Pasaron once años de aquel encuentro y nuevamente las letras nos vuelven a juntar, esta vez en Ziba de Pocitos. Fernando está presentando su tercera novela, La Bic de Dios. El tiempo ha pasado: encuentro al escritor con menos pelo en la cabeza y alguna que otra arruga en su rostro, pero no ha perdido lo que expresan sus ojos. Eso el tiempo no se lo puede quitar.
Charlando en este segundo encuentro, me pregunto si este hombre escribe con la pluma o lo hace con sus ojos. La energía que envuelve nuestra charla es muy especial, y entonces me percato -sin confesar cómo ni por qué- que el gran Victorino Duarte nos acompaña en silencio, siendo testigo de cada palabra y cada aliento.

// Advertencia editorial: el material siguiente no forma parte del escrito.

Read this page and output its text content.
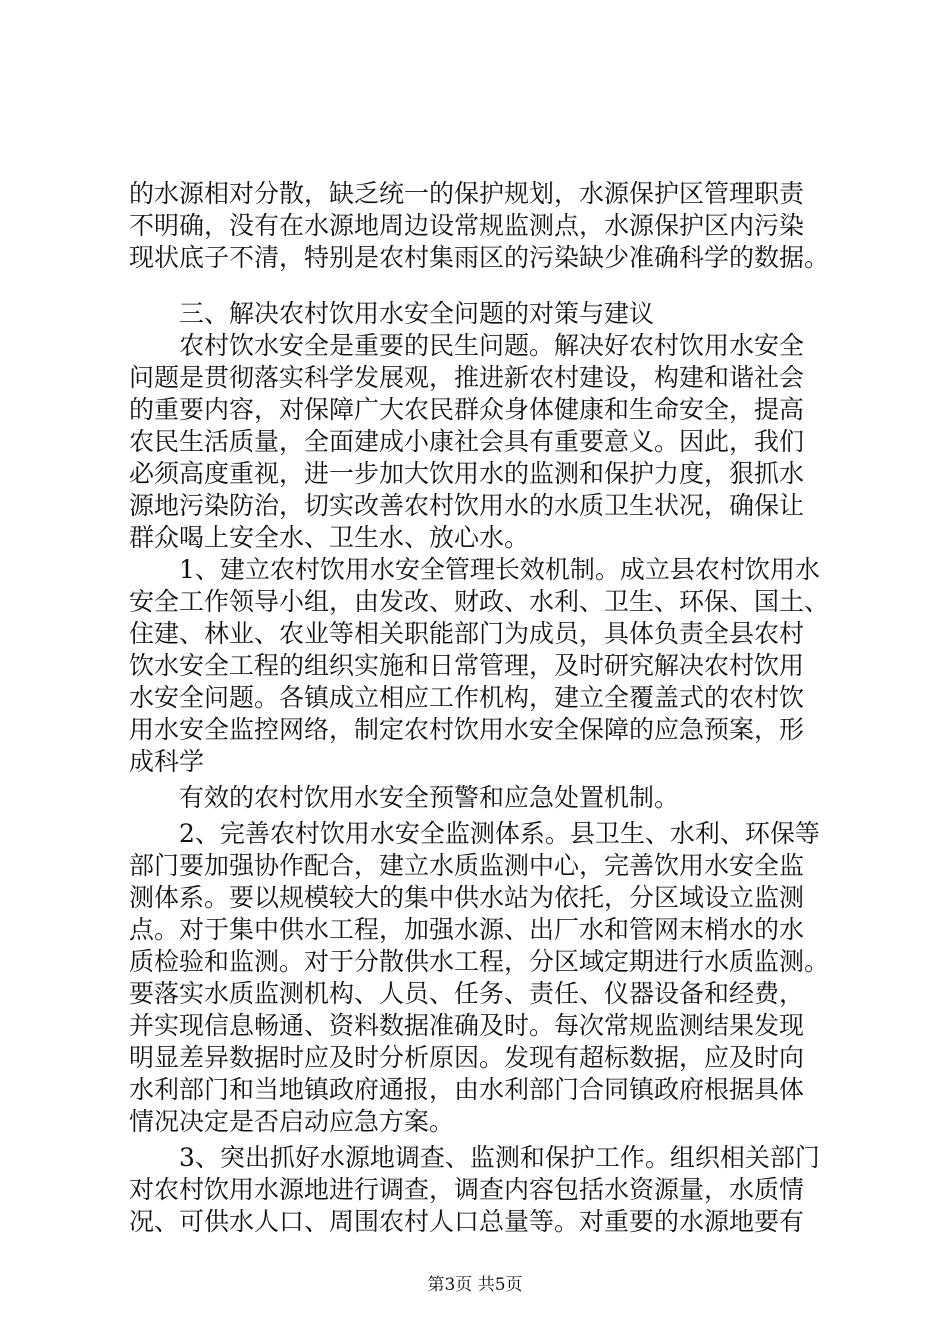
的水源相对分散，缺乏统一的保护规划，水源保护区管理职责
不明确，没有在水源地周边设常规监测点，水源保护区内污染
现状底子不清，特别是农村集雨区的污染缺少准确科学的数据。
三、解决农村饮用水安全问题的对策与建议
农村饮水安全是重要的民生问题。解决好农村饮用水安全
问题是贯彻落实科学发展观，推进新农村建设，构建和谐社会
的重要内容，对保障广大农民群众身体健康和生命安全，提高
农民生活质量，全面建成小康社会具有重要意义。因此，我们
必须高度重视，进一步加大饮用水的监测和保护力度，狠抓水
源地污染防治，切实改善农村饮用水的水质卫生状况，确保让
群众喝上安全水、卫生水、放心水。
1、建立农村饮用水安全管理长效机制。成立县农村饮用水
安全工作领导小组，由发改、财政、水利、卫生、环保、国土、
住建、林业、农业等相关职能部门为成员，具体负责全县农村
饮水安全工程的组织实施和日常管理，及时研究解决农村饮用
水安全问题。各镇成立相应工作机构，建立全覆盖式的农村饮
用水安全监控网络，制定农村饮用水安全保障的应急预案，形
成科学
有效的农村饮用水安全预警和应急处置机制。
2、完善农村饮用水安全监测体系。县卫生、水利、环保等
部门要加强协作配合，建立水质监测中心，完善饮用水安全监
测体系。要以规模较大的集中供水站为依托，分区域设立监测
点。对于集中供水工程，加强水源、出厂水和管网末梢水的水
质检验和监测。对于分散供水工程，分区域定期进行水质监测。
要落实水质监测机构、人员、任务、责任、仪器设备和经费，
并实现信息畅通、资料数据准确及时。每次常规监测结果发现
明显差异数据时应及时分析原因。发现有超标数据，应及时向
水利部门和当地镇政府通报，由水利部门合同镇政府根据具体
情况决定是否启动应急方案。
3、突出抓好水源地调查、监测和保护工作。组织相关部门
对农村饮用水源地进行调查，调查内容包括水资源量，水质情
况、可供水人口、周围农村人口总量等。对重要的水源地要有
第3页 共5页
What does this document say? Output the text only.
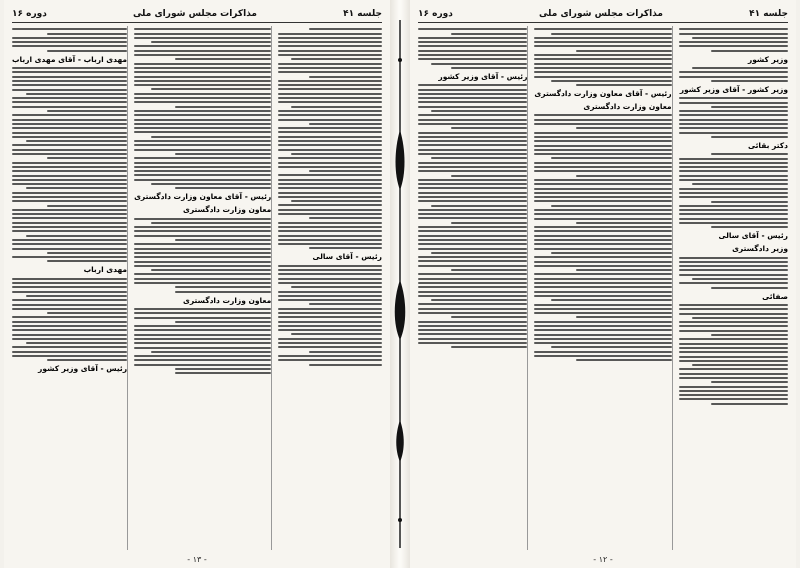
جلسه ۴۱
مذاکرات مجلس شورای ملی
دوره ۱۶
رئیس - آقای سالی
رئیس - آقای معاون وزارت دادگستری
معاون وزارت دادگستری
معاون وزارت دادگستری
مهدی ارباب - آقای مهدی ارباب
مهدی ارباب
رئیس - آقای وزیر کشور
- ۱۳ -
جلسه ۴۱
مذاکرات مجلس شورای ملی
دوره ۱۶
وزیر کشور
وزیر کشور - آقای وزیر کشور
دکتر بقائی
رئیس - آقای سالی
وزیر دادگستری
صفائی
رئیس - آقای معاون وزارت دادگستری
معاون وزارت دادگستری
رئیس - آقای وزیر کشور
- ۱۲ -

Si yo fuera Dios, ¿qué me preguntaría?
Le preguntaría qué es la muerte.
Y usted que es un hombre con mucha imaginación, ¿cuál cree que sería la respuesta?
El examen final. El pasar raya a
una etapa, o al menos eso espero.
¿Cree en la reencarnación?
No creo en nada en particular, es muy difícil que una mecánica de algo tan dramático para el ser humano esté establecida. Sí creo en algo superior. Ahora, que eso redunde en una reencarnación o en otro tipo de existencias no encarnadas, no estoy seguro. Creo que la muerte no es el final y que es posible matar el alma, aunque muchos tienen el concepto contrario que se puede matar el cuerpo solamente, pero yo pienso que al alma también.
¿De alguna forma cree que el que las hace las paga?
Algo de eso hay. Pero la medida divina no nos es muy accesible y no actúa de una forma sencilla. No hay una manifestación directa, pero sí hay una comunicación muy sutil. Entonces en esas manifestaciones no tengo más remedio que creer porque las he vivido. Incluso he vivido algunas muchas más explícitas. Yo viví años en Santiago de Compostela y viajaba a trabajar jueves y viernes al norte de Portugal. A veces pasaba por la entrada de Fátima, pero nunca entraba. No soy católico, soy bautizado sin mi consentimiento digamos, pero respeto mucho. Un día lluvioso pasamos con mi amigo Antonio Lima, un artista que es todo un personaje, y le digo: “Vamos a entrar”. Entramos, no había nadie. Preguntamos dónde era la basílica y tampoco había nadie. Nos distrajimos mirando unas palomas blancas y entonces nos dimos cuenta de algo: llovía a cántaros, pero ninguno estaba mojado, la lluvia no nos tocó a dos pecadores como nosotros.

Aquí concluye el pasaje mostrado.